Review by Darren Gawle
Photography by Paul Clarke
Perhaps this epidemic of all-ages-o-phobia stems from a reluctance on our part to be reminded of an age we'd rather forget (Do I want to remember having greasy hair and acne? Probably not.). Perhaps it's because of the alcohol-free environment (as if that should stop you from tanking up in the parking lot beforehand). Or perhaps the enthusiasm shown by the Kids, their genuine applause at the end of every opening act's set and their untainted sense of what constitutes a good time reminds us of what a bunch of boring, jaded old farts we've managed to become.
Anyway, the first act set to ram a platform go-go boot up our ass this evening was supposed to have been Fluffy, but they cancelled. (A gig in Whalley or a video shoot in Florida -- well, which would you have chosen?) More's the pity -- I was looking forward to how they planned to execute their thunderously mediocre debut album in a live setting. All was not lost, however, with a fine opening slot by Vancouver's own Thrill Squad. Power-pop being the order of the evening, Thrill Squad came across as the cool aunt/uncles you're supposed to have; the ones who take you to your first hockey game, sneak you your first beer, or take you to your first all-ages show. In a word -- fun.
Did I just say that Thrill Squad were fun? If that's the case, then the Malchiks were FUN. Yes, that's FUN with a capital F for FUCK YOU! This band serves up ska on a bed of psilocybin mushrooms, and the effect is in no small way due to the riveting presence of singer Scotty Moil. Imagine Pee-Wee Herman auditioning for the parts of both Renton in Trainspotting and Alex in A Clockwork Orange at the same time and you'd get the general idea. Beginning with a piss-take of Pluto's "Paste" while Moil wandered the stage with a bicycle helmet over his face like some deranged robot, the Malchiks' set quickly accelerated into a free-for-all.
The idea of fun was certainly not lost on the dozen or so audience members invited on-stage for a cover of "It's a Small World After All" (well, except for the goth chick who just stood there and sneered at everyone.) "I never really appreciated life until I appreciated my feet," noted Moil afterwards. I never appreciated ska until I appreciated the Malchiks; bets on local talent don't come much safer than this.

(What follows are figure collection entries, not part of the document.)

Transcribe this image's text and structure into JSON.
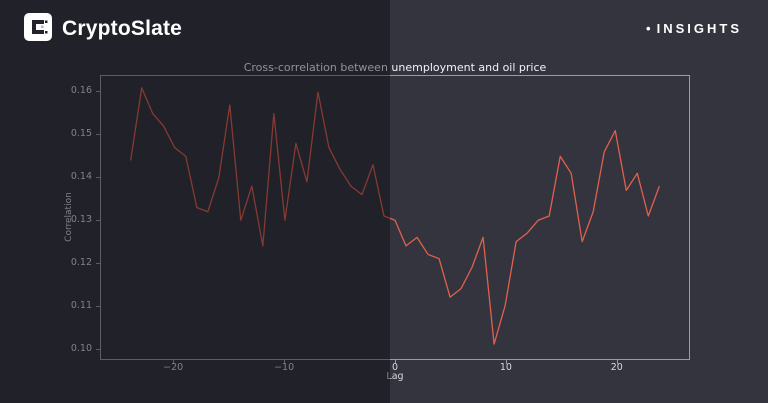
{
  "header": {
    "brand": "CryptoSlate",
    "bullet": "•",
    "insights_label": "INSIGHTS"
  },
  "chart_data": {
    "type": "line",
    "title": "Cross-correlation between unemployment and oil price",
    "xlabel": "Lag",
    "ylabel": "Correlation",
    "x": [
      -24,
      -23,
      -22,
      -21,
      -20,
      -19,
      -18,
      -17,
      -16,
      -15,
      -14,
      -13,
      -12,
      -11,
      -10,
      -9,
      -8,
      -7,
      -6,
      -5,
      -4,
      -3,
      -2,
      -1,
      0,
      1,
      2,
      3,
      4,
      5,
      6,
      7,
      8,
      9,
      10,
      11,
      12,
      13,
      14,
      15,
      16,
      17,
      18,
      19,
      20,
      21,
      22,
      23,
      24
    ],
    "values": [
      0.144,
      0.161,
      0.155,
      0.152,
      0.147,
      0.145,
      0.133,
      0.132,
      0.14,
      0.157,
      0.13,
      0.138,
      0.124,
      0.155,
      0.13,
      0.148,
      0.139,
      0.16,
      0.147,
      0.142,
      0.138,
      0.136,
      0.143,
      0.131,
      0.13,
      0.124,
      0.126,
      0.122,
      0.121,
      0.112,
      0.114,
      0.119,
      0.126,
      0.101,
      0.11,
      0.125,
      0.127,
      0.13,
      0.131,
      0.145,
      0.141,
      0.125,
      0.132,
      0.146,
      0.151,
      0.137,
      0.141,
      0.131,
      0.138
    ],
    "xlim": [
      -26.6,
      26.6
    ],
    "ylim": [
      0.0975,
      0.1638
    ],
    "xticks": [
      -20,
      -10,
      0,
      10,
      20
    ],
    "yticks": [
      0.1,
      0.11,
      0.12,
      0.13,
      0.14,
      0.15,
      0.16
    ],
    "line_color": "#e2604c",
    "grid": false,
    "legend": "none"
  },
  "colors": {
    "background": "#34343f",
    "overlay": "rgba(6,6,12,0.42)",
    "axis": "#9b9ba5",
    "text": "#d8d8de",
    "title_text": "#f2f2f6"
  }
}
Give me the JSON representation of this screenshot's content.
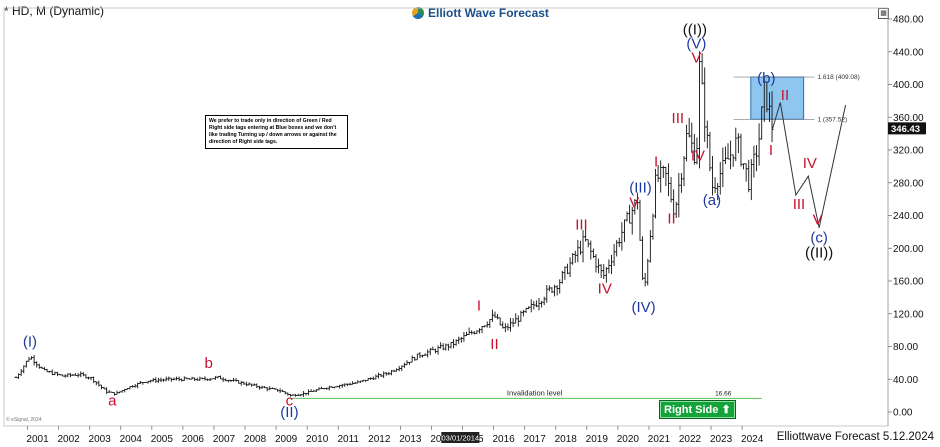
{
  "header": {
    "symbol": "* HD, M (Dynamic)"
  },
  "brand": {
    "name": "Elliott Wave Forecast"
  },
  "note": {
    "text": "We prefer to trade only in direction of Green / Red Right side tags entering at Blue boxes and we don't like trading Turning up / down arrows or against the direction of Right side tags."
  },
  "right_side": {
    "label": "Right Side",
    "icon": "up-arrow-icon"
  },
  "footer": {
    "text": "Elliottwave Forecast 5.12.2024"
  },
  "watermark": "© eSignal, 2024",
  "cursor_date": "03/01/2014",
  "chart_data": {
    "type": "candlestick",
    "ylim": [
      -20,
      490
    ],
    "y_ticks": [
      0,
      40,
      80,
      120,
      160,
      200,
      240,
      280,
      320,
      360,
      400,
      440,
      480
    ],
    "y_tick_labels": [
      "0.00",
      "40.00",
      "80.00",
      "120.00",
      "160.00",
      "200.00",
      "240.00",
      "280.00",
      "320.00",
      "360.00",
      "400.00",
      "440.00",
      "480.00"
    ],
    "x_range": [
      2000.0,
      2024.4
    ],
    "x_tick_labels": [
      "2001",
      "2002",
      "2003",
      "2004",
      "2005",
      "2006",
      "2007",
      "2008",
      "2009",
      "2010",
      "2011",
      "2012",
      "2013",
      "2014",
      "2015",
      "2016",
      "2017",
      "2018",
      "2019",
      "2020",
      "2021",
      "2022",
      "2023",
      "2024"
    ],
    "last_price": {
      "label": "346.43",
      "value": 346.43
    },
    "price_path": [
      [
        2000.0,
        42
      ],
      [
        2000.45,
        68
      ],
      [
        2000.9,
        50
      ],
      [
        2001.5,
        44
      ],
      [
        2002.0,
        46
      ],
      [
        2002.4,
        42
      ],
      [
        2002.9,
        25
      ],
      [
        2003.2,
        22
      ],
      [
        2003.6,
        30
      ],
      [
        2004.2,
        38
      ],
      [
        2005.0,
        40
      ],
      [
        2006.0,
        40
      ],
      [
        2006.5,
        42
      ],
      [
        2007.2,
        36
      ],
      [
        2007.9,
        30
      ],
      [
        2008.5,
        26
      ],
      [
        2008.85,
        20
      ],
      [
        2009.2,
        22
      ],
      [
        2010.0,
        30
      ],
      [
        2011.0,
        36
      ],
      [
        2012.0,
        48
      ],
      [
        2013.0,
        70
      ],
      [
        2014.0,
        82
      ],
      [
        2014.8,
        100
      ],
      [
        2015.4,
        117
      ],
      [
        2015.7,
        100
      ],
      [
        2016.5,
        125
      ],
      [
        2017.5,
        160
      ],
      [
        2018.3,
        210
      ],
      [
        2018.9,
        165
      ],
      [
        2019.5,
        220
      ],
      [
        2020.0,
        260
      ],
      [
        2020.2,
        140
      ],
      [
        2020.6,
        285
      ],
      [
        2020.9,
        290
      ],
      [
        2021.2,
        245
      ],
      [
        2021.6,
        340
      ],
      [
        2021.9,
        310
      ],
      [
        2022.0,
        420
      ],
      [
        2022.4,
        275
      ],
      [
        2022.8,
        300
      ],
      [
        2023.2,
        330
      ],
      [
        2023.6,
        280
      ],
      [
        2023.9,
        330
      ],
      [
        2024.1,
        395
      ],
      [
        2024.35,
        346
      ]
    ],
    "zones": [
      {
        "label": "1.618 (409.08)",
        "value": 409.08
      },
      {
        "label": "1 (357.52)",
        "value": 357.52
      }
    ],
    "invalidation": {
      "label": "Invalidation level",
      "value": 16.66,
      "value_label": "16.66"
    },
    "projection": [
      [
        2024.35,
        346
      ],
      [
        2024.6,
        378
      ],
      [
        2025.1,
        265
      ],
      [
        2025.5,
        288
      ],
      [
        2025.85,
        225
      ],
      [
        2026.7,
        375
      ]
    ],
    "wave_labels": [
      {
        "text": "(I)",
        "x": 2000.45,
        "y": 80,
        "color": "#1e3a9e"
      },
      {
        "text": "a",
        "x": 2003.1,
        "y": 8,
        "color": "#c8102e"
      },
      {
        "text": "b",
        "x": 2006.2,
        "y": 54,
        "color": "#c8102e"
      },
      {
        "text": "c",
        "x": 2008.8,
        "y": 8,
        "color": "#c8102e"
      },
      {
        "text": "(II)",
        "x": 2008.8,
        "y": -6,
        "color": "#1e3a9e"
      },
      {
        "text": "I",
        "x": 2014.9,
        "y": 124,
        "color": "#c8102e"
      },
      {
        "text": "II",
        "x": 2015.4,
        "y": 77,
        "color": "#c8102e"
      },
      {
        "text": "III",
        "x": 2018.2,
        "y": 223,
        "color": "#c8102e"
      },
      {
        "text": "IV",
        "x": 2018.95,
        "y": 145,
        "color": "#c8102e"
      },
      {
        "text": "V",
        "x": 2019.9,
        "y": 250,
        "color": "#c8102e"
      },
      {
        "text": "(III)",
        "x": 2020.1,
        "y": 268,
        "color": "#1e3a9e"
      },
      {
        "text": "(IV)",
        "x": 2020.2,
        "y": 122,
        "color": "#1e3a9e"
      },
      {
        "text": "I",
        "x": 2020.6,
        "y": 300,
        "color": "#c8102e"
      },
      {
        "text": "II",
        "x": 2021.1,
        "y": 230,
        "color": "#c8102e"
      },
      {
        "text": "III",
        "x": 2021.3,
        "y": 353,
        "color": "#c8102e"
      },
      {
        "text": "IV",
        "x": 2021.95,
        "y": 307,
        "color": "#c8102e"
      },
      {
        "text": "V",
        "x": 2021.9,
        "y": 427,
        "color": "#c8102e"
      },
      {
        "text": "(V)",
        "x": 2021.9,
        "y": 444,
        "color": "#1e3a9e"
      },
      {
        "text": "((I))",
        "x": 2021.85,
        "y": 461,
        "color": "#111111"
      },
      {
        "text": "(a)",
        "x": 2022.4,
        "y": 253,
        "color": "#1e3a9e"
      },
      {
        "text": "(b)",
        "x": 2024.15,
        "y": 402,
        "color": "#1e3a9e"
      },
      {
        "text": "I",
        "x": 2024.3,
        "y": 314,
        "color": "#c8102e"
      },
      {
        "text": "II",
        "x": 2024.75,
        "y": 381,
        "color": "#c8102e"
      },
      {
        "text": "III",
        "x": 2025.2,
        "y": 248,
        "color": "#c8102e"
      },
      {
        "text": "IV",
        "x": 2025.55,
        "y": 298,
        "color": "#c8102e"
      },
      {
        "text": "V",
        "x": 2025.8,
        "y": 229,
        "color": "#c8102e"
      },
      {
        "text": "(c)",
        "x": 2025.85,
        "y": 207,
        "color": "#1e3a9e"
      },
      {
        "text": "((II))",
        "x": 2025.85,
        "y": 189,
        "color": "#111111"
      }
    ]
  }
}
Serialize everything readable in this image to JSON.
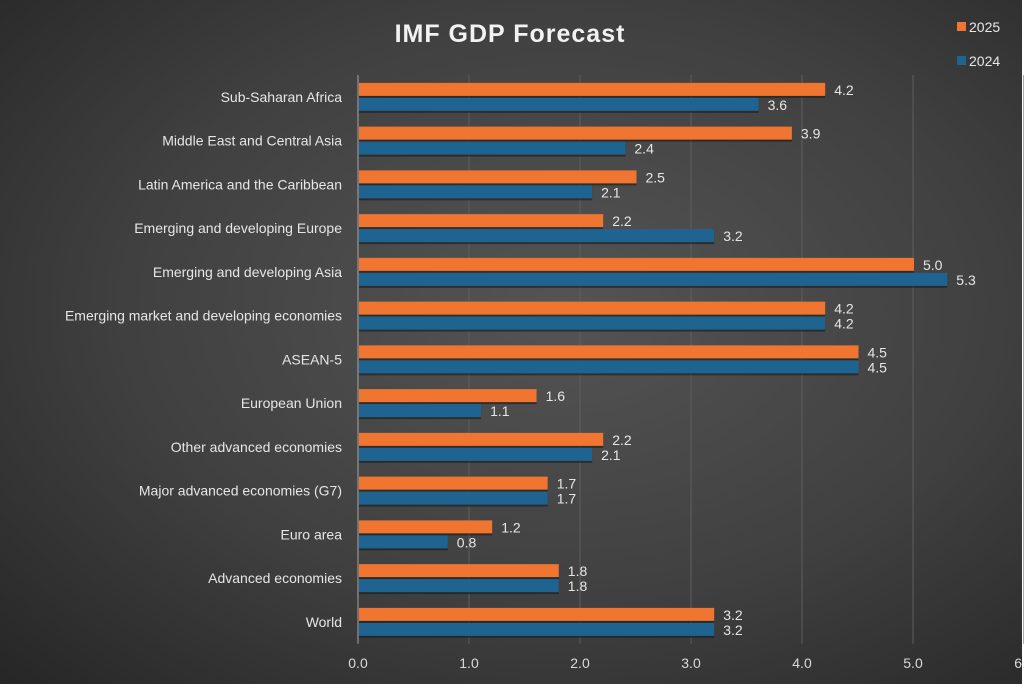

This show proved to be the last time for a while to see Pluto, as they'll be on the road for the next three months with labelmates Fluffy. Thus Pluto treated their set as both a pre-trip warm up and as their own private going-away party. "We were kind of rusty," admitted singer/guitarist Ian Jones later, "we were really just playing for ourselves." Gee, he says that as if it were a bad thing.
Fun, once again, was the operative word, and there are few people who seem to glean as much enjoyment out of playing live than Jones and co-vocalist/bassist John Ounpuu. Case in point: how many bands even think about covering E.L.O.'s "Baby Do You Want My Love" and Queen's "Sheer Heart Attack" ? Even the underlying lyrical bitterness of songs such as "Regenerate" and "Failure" can't stand up to Ian's perpetual grinning and John's between-song cracks from the peanut gallery. And, as a unit, Pluto deliver a turbo-pop assault to which their major-label debut disc simply doesn't do justice.
All ages shows? Only a boring old fart worries about what a boring old fart he/she's become. Hey, forget the bullshit about growing up -- grow down for once.